Persoalan ini dinilai menghambat optimalisasi Pendapatan Asli Daerah (PAD) yang vital untuk pembangunan. Bambang menekankan permasalahan PBB di Kelurahan Tejosari, Kecamatan Metro Timur agar segera diatasi dengan solutif.

"Jangan cuma di tulis kendalanya, namun perlu ada solusinya," ujar Bambang saat menghadiri Musrenbang di tingkat Kelurahan Tejosari, Senin, (12/1/2026).

Salah satu solusi yang ditawarkan adalah dengan mengambil alih pengelolaan tanah bongkor atau memanfaatkan tanah tersebut untuk menutupi pajak.

BACA JUGA:Tanggapi Isu Gagal Bayar Proyek, Wali Kota Metro : Masih Dalam Kewajaran

BACA JUGA:Tempe Pahit dan Buah Busuk, 11 Siswa SD Lampung Utara Keracunan MBG

"Tanah-tanah yang strategis untuk di lokasi strategis, saya akan bantu. Aset-aset yang tidak diketahui kepemilikannya, untuk kepentingan pembangunan yang ada di kelurahan ini," tegasnya.

Sementara itu, Lurah Tejosari, Rinto menjelaskan, masih banyak SPPT PBB yang belum diketahui keberadaan pemiliknya, dan beberapa wajib pajak berada di luar Kota Metro.

"Kami juga memiliki masalah dengan tanah yang sudah terjual, namun alamat pembelinya tidak diketahui, sehingga mempersulit pembayaran pajak," tukasnya.

Menanggapi hal ini, Wali Kota Bambang menekankan pentingnya kolaborasi antara pemerintah kelurahan dan masyarakat. Ia mendorong pendekatan yang lebih agresif, termasuk pendataan ulang, sosialisasi intensif, dan pemanfaatan aset terlantar sebagai kompensasi pajak.

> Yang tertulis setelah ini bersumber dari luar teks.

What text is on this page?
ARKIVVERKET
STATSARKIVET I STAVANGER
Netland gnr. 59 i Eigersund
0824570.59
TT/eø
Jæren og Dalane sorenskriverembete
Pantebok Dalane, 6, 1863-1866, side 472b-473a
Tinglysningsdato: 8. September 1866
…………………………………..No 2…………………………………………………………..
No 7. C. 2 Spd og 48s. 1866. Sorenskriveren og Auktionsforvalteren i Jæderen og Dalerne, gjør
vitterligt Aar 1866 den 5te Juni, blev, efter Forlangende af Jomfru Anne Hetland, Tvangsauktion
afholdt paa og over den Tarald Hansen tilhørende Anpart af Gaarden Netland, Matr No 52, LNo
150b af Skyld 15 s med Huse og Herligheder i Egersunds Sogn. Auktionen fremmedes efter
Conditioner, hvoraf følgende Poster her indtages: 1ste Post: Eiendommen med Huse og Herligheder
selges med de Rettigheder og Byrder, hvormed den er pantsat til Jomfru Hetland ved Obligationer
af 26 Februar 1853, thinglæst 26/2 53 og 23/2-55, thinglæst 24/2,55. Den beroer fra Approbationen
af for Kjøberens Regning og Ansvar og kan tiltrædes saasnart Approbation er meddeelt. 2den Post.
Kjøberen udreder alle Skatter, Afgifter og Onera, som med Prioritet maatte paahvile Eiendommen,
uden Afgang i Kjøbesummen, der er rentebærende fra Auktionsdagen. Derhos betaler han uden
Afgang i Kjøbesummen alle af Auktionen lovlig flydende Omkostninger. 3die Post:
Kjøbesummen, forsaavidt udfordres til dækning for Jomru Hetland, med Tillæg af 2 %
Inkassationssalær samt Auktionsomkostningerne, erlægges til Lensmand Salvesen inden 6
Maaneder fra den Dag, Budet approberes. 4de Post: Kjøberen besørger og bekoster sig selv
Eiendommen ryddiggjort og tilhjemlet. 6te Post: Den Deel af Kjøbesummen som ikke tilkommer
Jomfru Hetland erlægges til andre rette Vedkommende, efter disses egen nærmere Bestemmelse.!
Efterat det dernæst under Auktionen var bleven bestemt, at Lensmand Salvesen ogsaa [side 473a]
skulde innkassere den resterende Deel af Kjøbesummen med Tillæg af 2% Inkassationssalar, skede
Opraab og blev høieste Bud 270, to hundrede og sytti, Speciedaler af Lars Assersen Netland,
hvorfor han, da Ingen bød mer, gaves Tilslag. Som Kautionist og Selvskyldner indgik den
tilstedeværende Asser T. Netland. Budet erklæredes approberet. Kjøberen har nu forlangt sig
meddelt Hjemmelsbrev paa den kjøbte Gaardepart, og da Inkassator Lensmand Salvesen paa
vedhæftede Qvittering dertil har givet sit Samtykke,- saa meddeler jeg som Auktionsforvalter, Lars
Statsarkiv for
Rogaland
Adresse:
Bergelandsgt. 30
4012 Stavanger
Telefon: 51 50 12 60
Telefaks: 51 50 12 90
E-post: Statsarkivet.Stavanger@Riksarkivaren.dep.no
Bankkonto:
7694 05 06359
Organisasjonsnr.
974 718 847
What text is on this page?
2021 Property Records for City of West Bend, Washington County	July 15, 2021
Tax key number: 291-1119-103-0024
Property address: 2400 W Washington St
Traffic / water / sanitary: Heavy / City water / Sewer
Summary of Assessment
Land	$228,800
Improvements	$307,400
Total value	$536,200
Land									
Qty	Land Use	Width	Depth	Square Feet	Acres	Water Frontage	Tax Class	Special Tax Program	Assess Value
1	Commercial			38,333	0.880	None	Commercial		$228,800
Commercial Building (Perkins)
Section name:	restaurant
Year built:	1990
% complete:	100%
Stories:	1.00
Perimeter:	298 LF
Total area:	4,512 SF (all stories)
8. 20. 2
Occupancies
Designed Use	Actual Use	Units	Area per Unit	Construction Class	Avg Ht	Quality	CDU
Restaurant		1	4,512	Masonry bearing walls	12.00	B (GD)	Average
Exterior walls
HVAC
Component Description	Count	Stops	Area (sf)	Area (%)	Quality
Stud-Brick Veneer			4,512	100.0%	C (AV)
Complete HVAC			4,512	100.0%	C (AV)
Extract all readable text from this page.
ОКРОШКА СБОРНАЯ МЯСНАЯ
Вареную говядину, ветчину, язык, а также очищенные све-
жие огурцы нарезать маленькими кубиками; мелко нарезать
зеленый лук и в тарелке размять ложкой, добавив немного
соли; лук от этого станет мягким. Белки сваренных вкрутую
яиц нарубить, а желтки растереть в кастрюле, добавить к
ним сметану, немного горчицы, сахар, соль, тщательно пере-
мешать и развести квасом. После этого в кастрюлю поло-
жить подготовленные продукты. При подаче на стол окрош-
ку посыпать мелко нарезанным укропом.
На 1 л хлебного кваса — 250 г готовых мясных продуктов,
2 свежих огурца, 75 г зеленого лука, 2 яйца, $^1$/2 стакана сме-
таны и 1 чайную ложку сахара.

"Kita sebagai pemerintah harus mengambil inisiatif. Dengan meningkatkan penerimaan PBB, kita bisa mendanai lebih banyak pembangunan untuk kesejahteraan warga Tejosari sendiri," tukas Bambang.

Langkah ini diharapkan tidak hanya menaikkan angka realisasi PBB, tetapi juga membereskan tata kelola aset tanah di kelurahan tersebut, yang selama ini terbengkalai dan merugikan potensi pendapatan daerah. Jika kebijakan ini berjalan, Tejosari bisa menjadi contoh percepatan optimalisasi PAD berbasis penertiban aset.